Santé : Au secours de l’Hôtel-Dieu
Face au démantèlement programmé de l’hôpital parisien, les syndicats attendent le soutien de Marisol Touraine, qui mettrait ainsi en pratique son « pacte de confiance » avec le personnel soignant.
dans l’hebdo N° 1219 Acheter ce numéro
L’avenir de l’hôpital parisien de l’Hôtel-Dieu est incertain. Depuis près d’un an, l’Assistance publique-Hôpitaux de Paris (AP-HP) entend faire de cet établissement à l’adresse prestigieuse – 1, place du Parvis-de-Notre-Dame – un fleuron de l’innovation. Mais de quelle innovation parle-t-on ? En établissant un « hôpital universitaire de santé publique », l’AP-HP veut recentrer l’activité du lieu autour de trois fonctions : une offre de soins de proximité de secteur 1 (aux tarifs conventionnés) sans hospitalisation, un pôle d’enseignement et de recherche, et l’accueil du siège de l’AP-HP, dont les bureaux historiques sont situés avenue Victoria, derrière l’Hôtel-de-Ville. Il est prévu que la vente de ces bâtiments, estimés à 150 millions d’euros, finance en grande partie le projet, si toutefois l’ensemble ne subit pas une décote en raison de la nécessité de construire des logements sociaux dans ce secteur.
Pour laisser la place au pôle administratif, cet hôpital sera sans lits et bien des services devront rejoindre les établissements alentour. L’hôpital Cochin, par exemple, accueillera le service d’ophtalmologie dans des bâtiments provisoires. « Ce projet est une ineptie médicale et financière, s’insurge Gérald Kierzek, médecin urgentiste. Tous les investissements réalisés ces cinq dernières années vont être jetés à la poubelle. » Les couloirs de l’Hôtel-Dieu sont en effet loin d’être décrépits. Les urgences, qui accueillent près de 120 000 personnes chaque année, ont été rénovées il y a à peine quatre ans. « L’Hôtel-Dieu dispose d’une position stratégique. Il est le seul implanté au cœur de Paris, à l’intersection des lignes de métro et de RER », explique Olivier Cammas, responsable de l’Usap-CGT. Des associations de lutte contre le sida ont rejoint les syndicats dans les rangs de la contestation. Une forte population à risque se concentre en effet dans le quartier du Marais, en face de l’île de la Cité. « Beaucoup de travailleurs du sexe se rendent à l’Hôtel-Dieu pour obtenir des traitements post-exposition qui doivent être pris le plus tôt possible. La fermeture des urgences retardera ces consultations », déplore Arthur Vuattoux, vice-président d’Act Up. Pour stopper le projet, qui avance loin de toute concertation – le service d’hématologie a déjà été transféré à l’hôpital Saint-Antoine –, les syndicats comptent sur la nouvelle ministre de la Santé. Le 7 septembre, Marisol Touraine s’est présentée comme le héraut de l’hôpital public et s’est engagée « à établir un pacte de confiance avec l’ensemble du personnel du monde hospitalier ».
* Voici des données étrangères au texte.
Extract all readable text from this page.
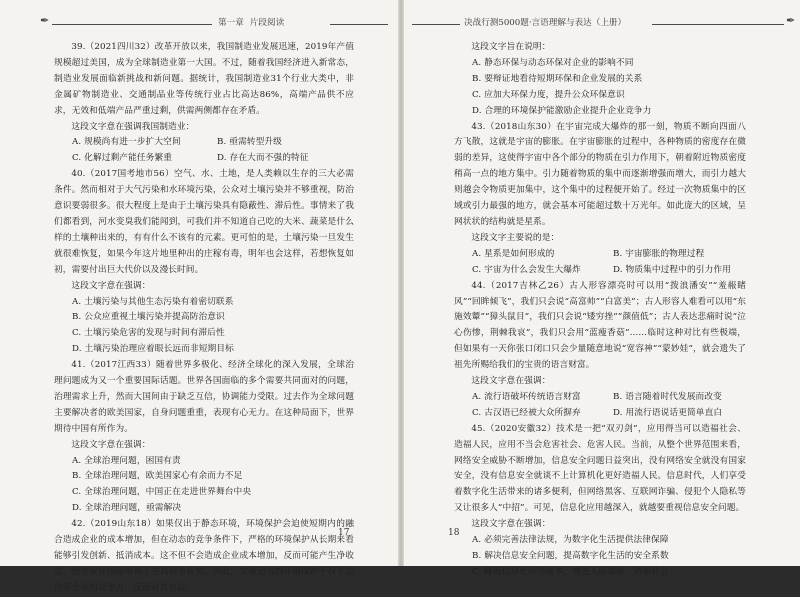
✒	第一章 片段阅读

39.（2021四川32）改革开放以来，我国制造业发展迅速，2019年产值规模超过美国，成为全球制造业第一大国。不过，随着我国经济进入新常态，制造业发展面临新挑战和新问题。据统计，我国制造业31个行业大类中，非金属矿物制造业、交通制品业等传统行业占比高达86%，高端产品供不应求，无效和低端产品严重过剩，供需两侧都存在矛盾。

这段文字意在强调我国制造业：

A. 规模尚有进一步扩大空间	B. 亟需转型升级
C. 化解过剩产能任务繁重	D. 存在大而不强的特征

40.（2017国考地市56）空气、水、土地，是人类赖以生存的三大必需条件。然而相对于大气污染和水环境污染，公众对土壤污染并不够重视，防治意识要弱很多。很大程度上是由于土壤污染具有隐蔽性、滞后性。事情来了我们都看到，河水变臭我们能闻到，可我们并不知道自己吃的大米、蔬菜是什么样的土壤种出来的，有有什么不该有的元素。更可怕的是，土壤污染一旦发生就很难恢复，如果今年这片地里种出的庄稼有毒，明年也会这样，若想恢复如初，需要付出巨大代价以及漫长时间。

这段文字意在强调：

A. 土壤污染与其他生态污染有着密切联系
B. 公众应重视土壤污染并提高防治意识
C. 土壤污染危害的发现与时间有滞后性
D. 土壤污染治理应着眼长远而非短期目标

41.（2017江西33）随着世界多极化、经济全球化的深入发展，全球治理问题成为又一个重要国际话题。世界各国面临的多个需要共同面对的问题，治理需求上升，然而大国间由于缺乏互信，协调能力受限。过去作为全球问题主要解决者的欧美国家，自身问题重重，表现有心无力。在这种局面下，世界期待中国有所作为。

这段文字意在强调：

A. 全球治理问题，困国有责
B. 全球治理问题，欧美国家心有余而力不足
C. 全球治理问题，中国正在走进世界舞台中央
D. 全球治理问题，亟需解决

42.（2019山东18）如果仅出于静态环境，环境保护会迫使短期内的融合造成企业的成本增加，但在动态的竞争条件下，严格的环境保护从长期来看能够引发创新、抵消成本。这不但不会造成企业成本增加，反而可能产生净收益，使企业在国际市场上更具竞争优势。因此，实施适当的环境保护不仅不会伤害企业的竞争力，反而对其有益。

17
决战行测5000题·言语理解与表达（上册）	✒

这段文字旨在说明：

A. 静态环保与动态环保对企业的影响不同
B. 要辩证地看待短期环保和企业发展的关系
C. 应加大环保力度，提升公众环保意识
D. 合理的环境保护能激励企业提升企业竞争力

43.（2018山东30）在宇宙完成大爆炸的那一刻，物质不断向四面八方飞散，这就是宇宙的膨胀。在宇宙膨胀的过程中，各种物质的密度存在微弱的差异，这使得宇宙中各个部分的物质在引力作用下，朝着附近物质密度稍高一点的地方集中。引力随着物质的集中而逐渐增强而增大，而引力越大则越会令物质更加集中，这个集中的过程便开始了。经过一次物质集中的区域或引力最强的地方，就会基本可能超过数十万光年。如此庞大的区域，呈网状状的结构就是星系。

这段文字主要说的是：

A. 星系是如何形成的	B. 宇宙膨胀的物理过程
C. 宇宙为什么会发生大爆炸	D. 物质集中过程中的引力作用

44.（2017吉林乙26）古人形容漂亮时可以用“拨浪潘安”“羞赧睹风”“回眸倾飞”，我们只会说“高富帅”“白富美”；古人形容人难看可以用“东施效颦”“獐头鼠目”，我们只会说“矮穷挫”“颜值低”；古人表达悲痛时说“泣心伤惨，荆棘我哀”，我们只会用“蓝瘦香菇”……临时这种对比有些极端，但如果有一天你张口闭口只会少量随意地说“宽容神”“蒙妙娃”，就会遗失了祖先所赐给我们的宝贵的语言财富。

这段文字意在强调：

A. 流行语破坏传统语言财富	B. 语言随着时代发展而改变
C. 古汉语已经被大众所摒弃	D. 用流行语说话更简单直白

45.（2020安徽32）技术是一把“双刃剑”，应用得当可以造福社会、造福人民，应用不当会危害社会、危害人民。当前，从整个世界范围来看，网络安全威胁不断增加，信息安全问题日益突出，没有网络安全就没有国家安全，没有信息安全就谈不上计算机化更好造福人民。信息时代，人们享受着数字化生活带来的诸多便利，但网络黑客、互联网诈骗、侵犯个人隐私等又让很多人“中招”。可见，信息化应用越深入，就越要重视信息安全问题。

这段文字意在强调：

A. 必须完善法律法规，为数字化生活提供法律保障
B. 解决信息安全问题，提高数字化生活的安全系数
C. 降低信息化应用成本，增进人民福祉、造福社会
18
En se prononçant contre la restructuration de l’Hôtel-Dieu, la ministre marquerait fermement son engagement pour un hôpital de service public. Car, au-delà des enjeux locaux, le conflit qui se joue dans cet établissement est emblématique d’une fracture induite par la loi HPST. La médecine de proximité ne peut pâtir d’une gestion managériale des hôpitaux. Or, pour légitimer son projet, Mireille Faugère, directrice générale de l’AP-HP, avance l’argument économique. Rénover l’ensemble des services présents coûterait près de 230 millions d’euros. « C’est une absurdité. Ce chiffre se fonde sur un plan stratégique qui date de 2010 et qui devait permettre à l’Hôtel-Dieu de devenir un hôpital ambulatoire phare », s’agace Gérald Kierzek. Au regard du calendrier fixé par l’AP-HP, les syndicats doivent agir vite : le 18 septembre, le directoire se réunira à huis clos pour statuer sur la fermeture des urgences de l’établissement. Reçue par deux conseillers de la ministre jeudi 13 septembre au matin, la CGT s’est invitée le soir même à l’inauguration du centre de traitement des brûlés de l’hôpital Saint-Louis. Au cours de la visite, Rose-May Rousseau, secrétaire générale de l’Usap-CGT, a interpellé Marisol Touraine. « Elle m’a promis une entrevue. Je vais pouvoir lui expliquer les conséquences réelles de ce projet », lance-t-elle entre satisfaction et inquiétude. Le compte à rebours est lancé. Une position d’attente du ministère équivaudrait à un désengagement.